Chandra Gunn (1980 — Present) An American ice hockey player who won a bronze medal at the 2006 Winter Olympics. As a female athlete with temporal lobe epilepsy, Chanda Gunn faces each day with a zest for life and the determination to live each day to its fullest. Gunn has received numerous awards, she is the first player ever to be named a finalist for both the Patty Kazmaier Award for the nation’s best women’s college hockey player and the Humanitarian Award for college hockey’s finest citizen.
This is just a sampling of the many famous people whose epilepsy has been recorded by historians. But what about our contemporaries, the gifted celebrities of today who have epilepsy?
Hugo Weaving who played the leader of the Elves in Lord of the Rings, and the nearly invincible virtual villain in The Matrix, indicates that he has been treated for epilepsy since age 13.
Neil Young not only has epilepsy, but he has given countless performances to raise money for the cause.
Danny Glover has stood up and proudly said: “I want people with epilepsy to know that there are ways in which they can play a role in their own recovery. It’s all in how they approach what is happening and how they can use that as a catalyst for their own growth. If there’s one thing that I’ve learned, it’s that people are willing to embrace you if you share your story.”
But for the most part, even today in a modern era when epileptic seizures are known to be common neurological events and not supernatural ones, the misconceptions and stigma attached to epilepsy remains.

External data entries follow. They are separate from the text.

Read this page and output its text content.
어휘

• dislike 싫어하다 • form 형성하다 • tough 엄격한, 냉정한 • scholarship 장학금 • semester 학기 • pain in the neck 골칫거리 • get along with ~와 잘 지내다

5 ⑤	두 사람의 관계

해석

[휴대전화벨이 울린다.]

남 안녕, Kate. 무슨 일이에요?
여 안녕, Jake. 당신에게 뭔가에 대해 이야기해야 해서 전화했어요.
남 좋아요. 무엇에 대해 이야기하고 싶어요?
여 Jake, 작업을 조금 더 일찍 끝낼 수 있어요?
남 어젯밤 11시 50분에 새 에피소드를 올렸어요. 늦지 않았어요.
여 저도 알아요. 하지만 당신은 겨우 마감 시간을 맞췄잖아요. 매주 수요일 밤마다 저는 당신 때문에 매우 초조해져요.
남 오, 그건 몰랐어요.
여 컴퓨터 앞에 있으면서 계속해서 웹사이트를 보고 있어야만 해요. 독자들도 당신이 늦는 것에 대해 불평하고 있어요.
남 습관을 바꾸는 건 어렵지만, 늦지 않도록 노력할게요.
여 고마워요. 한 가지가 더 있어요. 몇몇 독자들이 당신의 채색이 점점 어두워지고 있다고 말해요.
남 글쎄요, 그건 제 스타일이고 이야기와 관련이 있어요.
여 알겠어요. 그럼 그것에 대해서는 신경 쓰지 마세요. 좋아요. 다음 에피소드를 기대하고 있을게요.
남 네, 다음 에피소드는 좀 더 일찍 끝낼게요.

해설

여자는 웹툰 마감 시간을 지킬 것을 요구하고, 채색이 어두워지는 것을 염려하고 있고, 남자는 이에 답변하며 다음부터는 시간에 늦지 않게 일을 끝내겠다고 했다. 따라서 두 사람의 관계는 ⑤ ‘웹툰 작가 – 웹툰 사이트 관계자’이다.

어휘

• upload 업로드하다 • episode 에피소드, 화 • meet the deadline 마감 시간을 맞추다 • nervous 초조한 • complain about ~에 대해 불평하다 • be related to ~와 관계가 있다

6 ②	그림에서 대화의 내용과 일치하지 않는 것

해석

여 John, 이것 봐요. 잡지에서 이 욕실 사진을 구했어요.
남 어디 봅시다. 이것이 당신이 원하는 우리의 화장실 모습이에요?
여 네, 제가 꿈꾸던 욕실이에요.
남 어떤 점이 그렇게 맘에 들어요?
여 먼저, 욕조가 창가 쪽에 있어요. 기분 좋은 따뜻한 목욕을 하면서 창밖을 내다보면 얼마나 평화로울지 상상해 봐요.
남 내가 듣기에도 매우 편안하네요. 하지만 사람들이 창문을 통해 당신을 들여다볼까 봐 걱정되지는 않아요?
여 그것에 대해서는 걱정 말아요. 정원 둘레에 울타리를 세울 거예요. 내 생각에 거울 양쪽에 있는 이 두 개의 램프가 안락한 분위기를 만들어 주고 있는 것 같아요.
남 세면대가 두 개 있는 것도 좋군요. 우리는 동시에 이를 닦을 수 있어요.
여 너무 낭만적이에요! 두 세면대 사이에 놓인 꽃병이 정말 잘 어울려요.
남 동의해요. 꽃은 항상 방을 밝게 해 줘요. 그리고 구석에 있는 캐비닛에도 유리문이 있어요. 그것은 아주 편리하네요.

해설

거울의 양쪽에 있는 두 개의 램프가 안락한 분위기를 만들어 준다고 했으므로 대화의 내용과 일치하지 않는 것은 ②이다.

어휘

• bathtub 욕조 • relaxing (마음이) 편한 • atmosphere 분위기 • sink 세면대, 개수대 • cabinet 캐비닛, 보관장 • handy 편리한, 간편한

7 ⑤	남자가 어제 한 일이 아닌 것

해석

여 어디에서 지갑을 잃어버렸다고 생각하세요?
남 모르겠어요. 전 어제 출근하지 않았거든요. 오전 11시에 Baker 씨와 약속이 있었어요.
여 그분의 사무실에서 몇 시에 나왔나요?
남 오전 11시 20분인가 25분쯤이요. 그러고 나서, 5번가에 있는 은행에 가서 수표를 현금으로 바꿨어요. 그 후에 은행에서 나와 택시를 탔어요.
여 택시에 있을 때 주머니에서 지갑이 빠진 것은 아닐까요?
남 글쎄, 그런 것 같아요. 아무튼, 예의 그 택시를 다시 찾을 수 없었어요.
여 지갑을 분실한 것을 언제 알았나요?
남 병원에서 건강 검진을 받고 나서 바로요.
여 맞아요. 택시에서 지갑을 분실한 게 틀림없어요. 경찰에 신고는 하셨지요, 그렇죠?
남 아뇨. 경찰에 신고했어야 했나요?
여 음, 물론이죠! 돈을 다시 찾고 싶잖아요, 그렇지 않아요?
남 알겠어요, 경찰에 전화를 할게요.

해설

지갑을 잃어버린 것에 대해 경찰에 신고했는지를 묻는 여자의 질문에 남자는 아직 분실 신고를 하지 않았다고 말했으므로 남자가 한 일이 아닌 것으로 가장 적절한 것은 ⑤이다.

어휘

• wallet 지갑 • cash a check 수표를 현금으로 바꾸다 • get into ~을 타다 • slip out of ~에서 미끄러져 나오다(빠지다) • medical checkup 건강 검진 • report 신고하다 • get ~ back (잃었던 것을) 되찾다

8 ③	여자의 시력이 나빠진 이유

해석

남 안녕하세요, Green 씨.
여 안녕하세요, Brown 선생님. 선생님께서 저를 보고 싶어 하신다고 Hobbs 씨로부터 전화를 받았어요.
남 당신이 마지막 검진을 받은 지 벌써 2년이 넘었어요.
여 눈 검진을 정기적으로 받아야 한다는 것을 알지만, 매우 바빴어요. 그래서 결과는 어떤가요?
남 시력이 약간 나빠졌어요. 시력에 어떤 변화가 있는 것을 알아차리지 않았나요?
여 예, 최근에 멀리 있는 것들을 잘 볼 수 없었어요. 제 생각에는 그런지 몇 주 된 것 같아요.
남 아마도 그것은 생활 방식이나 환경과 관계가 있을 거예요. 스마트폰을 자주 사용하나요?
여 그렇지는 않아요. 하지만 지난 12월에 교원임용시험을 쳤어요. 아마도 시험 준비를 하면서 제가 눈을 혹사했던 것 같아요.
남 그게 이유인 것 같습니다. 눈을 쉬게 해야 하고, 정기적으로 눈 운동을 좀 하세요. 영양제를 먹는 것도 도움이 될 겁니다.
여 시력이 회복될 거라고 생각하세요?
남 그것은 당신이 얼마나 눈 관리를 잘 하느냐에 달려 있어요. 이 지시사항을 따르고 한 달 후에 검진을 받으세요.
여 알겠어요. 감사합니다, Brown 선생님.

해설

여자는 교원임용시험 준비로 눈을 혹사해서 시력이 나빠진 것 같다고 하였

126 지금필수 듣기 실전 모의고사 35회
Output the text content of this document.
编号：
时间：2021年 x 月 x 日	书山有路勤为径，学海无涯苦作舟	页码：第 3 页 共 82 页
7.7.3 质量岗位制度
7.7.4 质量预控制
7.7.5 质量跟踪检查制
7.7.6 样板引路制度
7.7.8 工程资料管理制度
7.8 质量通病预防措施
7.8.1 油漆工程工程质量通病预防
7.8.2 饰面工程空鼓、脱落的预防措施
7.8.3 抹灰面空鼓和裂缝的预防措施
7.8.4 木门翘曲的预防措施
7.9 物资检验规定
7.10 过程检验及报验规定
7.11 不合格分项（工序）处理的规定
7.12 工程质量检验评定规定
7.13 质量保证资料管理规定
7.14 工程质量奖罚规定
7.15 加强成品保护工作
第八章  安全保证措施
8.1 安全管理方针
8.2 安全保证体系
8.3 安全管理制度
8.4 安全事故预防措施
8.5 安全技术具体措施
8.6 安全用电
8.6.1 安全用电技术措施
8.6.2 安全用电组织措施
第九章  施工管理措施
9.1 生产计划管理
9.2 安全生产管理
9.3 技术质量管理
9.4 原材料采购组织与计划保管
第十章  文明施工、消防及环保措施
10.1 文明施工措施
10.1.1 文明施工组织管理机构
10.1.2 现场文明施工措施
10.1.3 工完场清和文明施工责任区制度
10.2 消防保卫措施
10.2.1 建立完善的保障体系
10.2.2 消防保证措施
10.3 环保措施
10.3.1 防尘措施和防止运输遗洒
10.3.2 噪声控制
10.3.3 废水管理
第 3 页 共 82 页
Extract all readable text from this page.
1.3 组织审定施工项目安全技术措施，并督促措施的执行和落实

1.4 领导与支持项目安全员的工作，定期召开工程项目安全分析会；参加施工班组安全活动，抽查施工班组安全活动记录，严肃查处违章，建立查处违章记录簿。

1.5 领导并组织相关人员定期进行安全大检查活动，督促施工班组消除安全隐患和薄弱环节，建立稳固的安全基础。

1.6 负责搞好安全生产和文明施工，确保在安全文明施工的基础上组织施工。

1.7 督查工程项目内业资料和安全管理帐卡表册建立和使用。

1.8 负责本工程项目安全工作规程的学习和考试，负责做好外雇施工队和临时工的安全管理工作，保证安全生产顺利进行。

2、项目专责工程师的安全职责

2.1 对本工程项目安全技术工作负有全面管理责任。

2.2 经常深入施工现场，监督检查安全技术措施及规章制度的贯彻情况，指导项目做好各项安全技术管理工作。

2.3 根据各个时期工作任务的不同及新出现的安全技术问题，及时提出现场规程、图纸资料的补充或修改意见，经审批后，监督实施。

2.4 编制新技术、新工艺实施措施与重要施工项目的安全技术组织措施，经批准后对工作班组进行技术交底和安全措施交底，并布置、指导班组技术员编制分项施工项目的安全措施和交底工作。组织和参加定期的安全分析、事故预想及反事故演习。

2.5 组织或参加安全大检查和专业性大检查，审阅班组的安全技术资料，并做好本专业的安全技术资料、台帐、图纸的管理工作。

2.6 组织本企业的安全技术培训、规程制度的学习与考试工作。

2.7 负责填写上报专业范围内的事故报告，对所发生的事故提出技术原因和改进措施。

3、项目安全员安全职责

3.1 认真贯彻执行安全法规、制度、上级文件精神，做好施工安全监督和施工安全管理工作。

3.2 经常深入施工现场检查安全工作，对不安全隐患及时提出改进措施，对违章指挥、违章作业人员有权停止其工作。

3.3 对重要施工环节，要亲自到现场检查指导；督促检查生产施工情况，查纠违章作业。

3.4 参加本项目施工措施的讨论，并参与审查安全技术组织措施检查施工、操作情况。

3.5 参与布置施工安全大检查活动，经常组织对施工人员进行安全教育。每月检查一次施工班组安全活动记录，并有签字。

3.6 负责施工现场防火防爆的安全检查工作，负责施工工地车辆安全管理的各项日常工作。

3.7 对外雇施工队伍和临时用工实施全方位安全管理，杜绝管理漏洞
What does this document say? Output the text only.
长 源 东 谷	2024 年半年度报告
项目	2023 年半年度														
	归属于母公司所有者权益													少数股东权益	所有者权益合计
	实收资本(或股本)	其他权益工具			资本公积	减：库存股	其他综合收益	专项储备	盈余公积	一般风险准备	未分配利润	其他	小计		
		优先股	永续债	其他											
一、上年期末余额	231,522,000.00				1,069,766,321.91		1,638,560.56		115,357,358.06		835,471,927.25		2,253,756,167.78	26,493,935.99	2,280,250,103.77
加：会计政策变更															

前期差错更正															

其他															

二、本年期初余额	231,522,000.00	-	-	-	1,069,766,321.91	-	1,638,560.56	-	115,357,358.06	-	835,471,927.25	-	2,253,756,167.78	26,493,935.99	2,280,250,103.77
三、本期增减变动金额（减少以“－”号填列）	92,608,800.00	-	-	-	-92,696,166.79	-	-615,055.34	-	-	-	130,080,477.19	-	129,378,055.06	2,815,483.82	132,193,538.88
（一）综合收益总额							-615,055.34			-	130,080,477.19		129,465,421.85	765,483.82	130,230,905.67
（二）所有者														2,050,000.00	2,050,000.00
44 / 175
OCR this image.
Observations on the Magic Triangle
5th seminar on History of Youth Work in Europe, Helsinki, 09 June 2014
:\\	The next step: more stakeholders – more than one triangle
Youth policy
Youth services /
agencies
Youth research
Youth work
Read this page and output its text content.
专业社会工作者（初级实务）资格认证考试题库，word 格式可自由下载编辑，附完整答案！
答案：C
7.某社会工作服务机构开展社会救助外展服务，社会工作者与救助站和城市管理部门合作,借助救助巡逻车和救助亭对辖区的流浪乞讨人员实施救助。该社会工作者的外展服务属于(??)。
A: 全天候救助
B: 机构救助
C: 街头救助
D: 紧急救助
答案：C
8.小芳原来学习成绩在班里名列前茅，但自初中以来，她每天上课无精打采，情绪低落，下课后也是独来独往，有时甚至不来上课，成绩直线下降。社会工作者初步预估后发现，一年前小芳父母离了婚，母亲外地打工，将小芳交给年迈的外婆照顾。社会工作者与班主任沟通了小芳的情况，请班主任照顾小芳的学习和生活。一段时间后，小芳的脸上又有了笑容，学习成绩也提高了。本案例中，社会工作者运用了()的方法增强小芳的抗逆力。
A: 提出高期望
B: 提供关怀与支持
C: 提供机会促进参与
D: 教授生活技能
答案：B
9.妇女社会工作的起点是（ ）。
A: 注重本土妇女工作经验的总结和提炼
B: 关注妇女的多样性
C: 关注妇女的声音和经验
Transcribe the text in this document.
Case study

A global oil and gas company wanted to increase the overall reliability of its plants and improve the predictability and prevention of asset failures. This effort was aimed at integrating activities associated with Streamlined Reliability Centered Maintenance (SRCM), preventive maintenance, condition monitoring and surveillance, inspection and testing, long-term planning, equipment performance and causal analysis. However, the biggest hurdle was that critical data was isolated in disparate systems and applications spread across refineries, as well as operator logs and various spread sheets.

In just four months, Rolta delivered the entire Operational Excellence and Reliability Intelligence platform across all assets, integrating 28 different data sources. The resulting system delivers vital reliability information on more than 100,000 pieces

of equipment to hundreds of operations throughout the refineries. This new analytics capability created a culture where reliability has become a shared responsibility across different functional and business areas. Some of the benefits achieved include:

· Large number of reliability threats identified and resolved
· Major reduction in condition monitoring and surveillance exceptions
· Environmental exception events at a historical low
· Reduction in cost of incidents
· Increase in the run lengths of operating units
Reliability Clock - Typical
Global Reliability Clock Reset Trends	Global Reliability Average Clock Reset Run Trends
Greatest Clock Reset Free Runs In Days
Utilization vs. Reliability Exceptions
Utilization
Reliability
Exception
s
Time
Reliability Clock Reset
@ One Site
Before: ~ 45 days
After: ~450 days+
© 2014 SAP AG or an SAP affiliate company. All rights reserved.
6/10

Today, many celebrities with epilepsy still remain “in the closet,” concerned that going public with their epilepsy will result in negative treatment and harm their job opportunities. Which is a shame, because people living with epilepsy — people who are neither genius nor celebrities— deserve to have role models to inspire them, and leaders to raise public awareness and understanding of this disorder.